By July 1968, the aircraft had been refurbished at McClelland AFB in California and transferred via Cam Ranh Bay to Nakhon Phanom Royal Thai Air Force Base, ready to be assigned to the USAF 56th SOW, 602nd SOS. It was here where it received its ‘Sock it to ’em’ nickname and nose art.
The aircraft was assigned to George Marrett (pilot) and Joe Toback (crewchief), as they both had been long enough in Southeast Asia to receive a personal aircraft. George decided to call the aircraft ‘Sock it to ’em’, after the popular 1960’s NBC tv show, Rowan and Martin’s Laugh-In. A one off show that had proved to popular that it became a series which ran for 140 episodes from January 22, 1968, to March 12, 1973. It remained their personal aircraft until both service members returned back to the US.
Sadly however, the aircraft was less fortunate. Less than three weeks after Joe and Goerge had left, the aircraft was shot down by ground fire on the 26th of April, 1969 near the Plain of Jars in the Xiangkhoang Provice of Loas, with its pilot J. B. East KiA.
George went on to become a test pilot for the Hughes Aircraft Company and author of various aviation books and articles. In his book, Cheating death, he wrote his time as a “Sandy’ rescue pilot at the Udorn and Nakhon Phanom bases, among which his time with his personal aircraft. In total he completed 188 combat missions with over 600 combat hours and was awarded the Distinguished Flying Cross with two Oak Leaf Clusters and the Air Medal with eight Oak Leaf Clusters. He was also awarded the Air Force Commendation Medal for several flight tests with experimental aircraft at Edwards AFB.
Over the decades, Joe and George had lost touch with each other. But 41 years after leaving Vietnam, they had found each other again via the internet and met for a flight in George’s 1945 Stinson L-5E Sentinel nicknamed, you guessed it, “Sock-it-to-Em.”
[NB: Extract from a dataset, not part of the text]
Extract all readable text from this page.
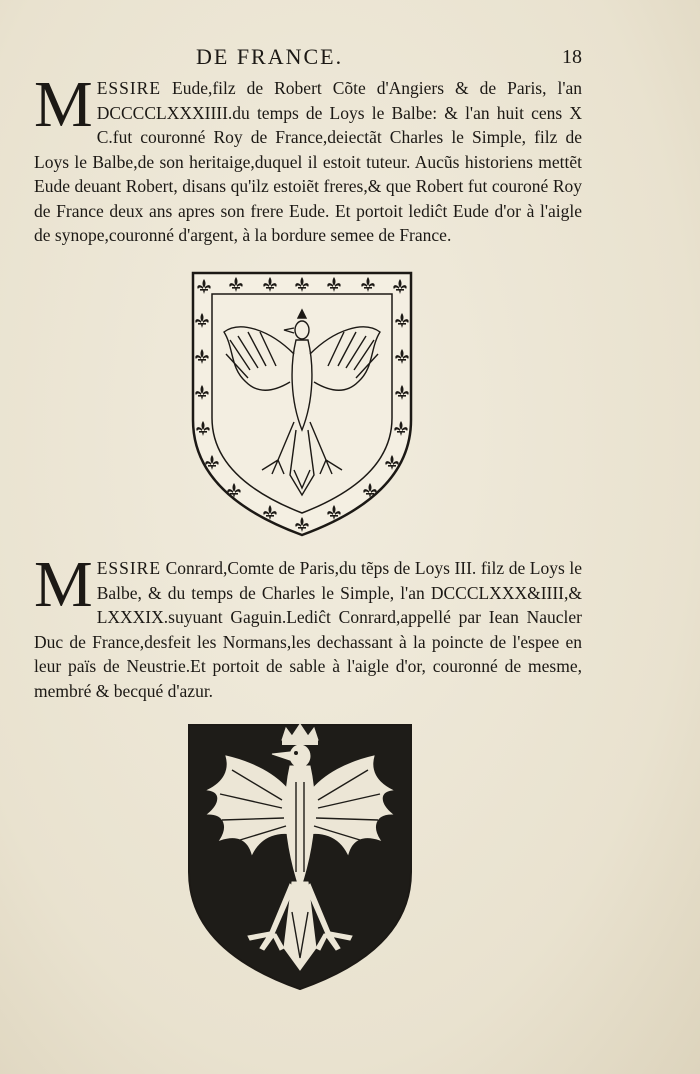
DE FRANCE.	18
M ESSIRE Eude,filz de Robert Cõte d'Angiers & de Paris, l'an DCCCCLXXXIIII.du temps de Loys le Balbe: & l'an huit cens X C.fut couronné Roy de France,deiectãt Charles le Simple, filz de Loys le Balbe,de son heritaige,duquel il estoit tuteur. Aucũs historiens mettẽt Eude deuant Robert, disans qu'ilz estoiẽt freres,& que Robert fut couroné Roy de France deux ans apres son frere Eude. Et portoit lediĉt Eude d'or à l'aigle de synope,couronné d'argent, à la bordure semee de France.

M ESSIRE Conrard,Comte de Paris,du tẽps de Loys III. filz de Loys le Balbe, & du temps de Charles le Simple, l'an DCCCLXXX&IIII,& LXXXIX.suyuant Gaguin.Lediĉt Conrard,appellé par Iean Naucler Duc de France,desfeit les Normans,les dechassant à la poincte de l'espee en leur païs de Neustrie.Et portoit de sable à l'aigle d'or, couronné de mesme, membré & becqué d'azur.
The A-1J Skyraider with the USAF and Vietnam War
The A-1 is an American Aviation Icon. Missing the action in World War II by just a few months the piston-powered, propeller-driven single-seat attack plane saw service smack in the middle of the jet age. It was one of the few aircraft that saw service during both the lukewarm episodes of the Cold War conflict, the Korean and Vietnam war. When the latter war began, the A-1 Skyraider was still used as a main assest within many carrier air wings. During the war two North Vietnamese MiG-17 were shot down by US Navy A-1’s. The second kill, performed on the 9 October 1966 by LTJG William T. Patton of VA-176, was the first gun kill of the Vietnam War. As the Skyraiders were released from U.S. Navy service, the aircraft were introduced into the Republic of Vietnam Air Force (RVNAF) and U.S. Air Force Special Operations Command for search and rescue air cover. While proving it’s ruggedness throughout the war, the USAF lost 201 aircraft to all causes, with Navy suffering 65 lost. Of these, five were shot down by SAM’s and three in air-to-air combat (two scored by MiG-17’s). After November 1972, all remaining Skyraiders in U.S. service within Southeast Asia were transferred to the RVNAF.